Opinie

Examenvraag: analyseer casus SNS en KPMG (deel II: 11 vraagpunten)

Diverse partijen hebben zich de laatste tijd positief uitgelaten over de rol van accountant KPMG inzake SNS. Ik hoop terecht. Dat zou een mooie opsteker zijn voor het accountantsberoep. Die partijen baseren zich dan vooral op een brief van 29 november 2012 van de accountant aan het bestuur van SNS Reaal.

Dan zit SNS al in de terminale fase.

In de brief kondigt de accountant vroegtijdig aan dat de toentertijd bestaande materiële onzekerheid over het vermogen van SNS Bank om aan de kapitaaleisen te voldoen resulteert in 'gerede twijfel' over de continuïteit. Hetgeen kan leiden tot waarderingen op basis van liquidatiewaarde.
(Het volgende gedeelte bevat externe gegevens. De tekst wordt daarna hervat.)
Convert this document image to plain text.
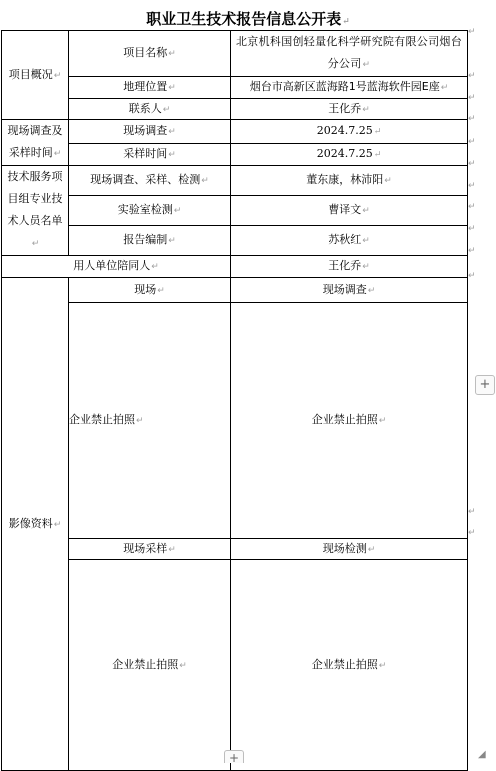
职业卫生技术报告信息公开表↵
项目概况↵	项目名称↵	北京机科国创轻量化科学研究院有限公司烟台分公司↵
	地理位置↵	烟台市高新区蓝海路1号蓝海软件园E座↵
	联系人↵	王化乔↵
现场调查及采样时间↵	现场调查↵	2024.7.25↵
	采样时间↵	2024.7.25↵
技术服务项目组专业技术人员名单↵	现场调查、采样、检测↵	董东康，林沛阳↵
	实验室检测↵	曹译文↵
	报告编制↵	苏秋红↵
用人单位陪同人↵		王化乔↵
影像资料↵	现场↵	现场调查↵
	企业禁止拍照↵	企业禁止拍照↵
	现场采样↵	现场检测↵
	企业禁止拍照↵	企业禁止拍照↵
↵
↵
↵
↵
↵
↵
↵
↵
↵
↵
↵
↵
↵
+
+	◢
De accountant krijgt van diverse partijen een pluim voor die vroege aankondiging. Hetgeen mij heeft bevreemd. De brief maakt namelijk duidelijk dat de accountant niets meer doet dan het overnemen van een oordeel van DNB, een oordeel dat bovendien is bevestigd door de Raad van Bestuur van SNS. Als hier al een pluim moet worden uitgedeeld, dan is die voor DNB.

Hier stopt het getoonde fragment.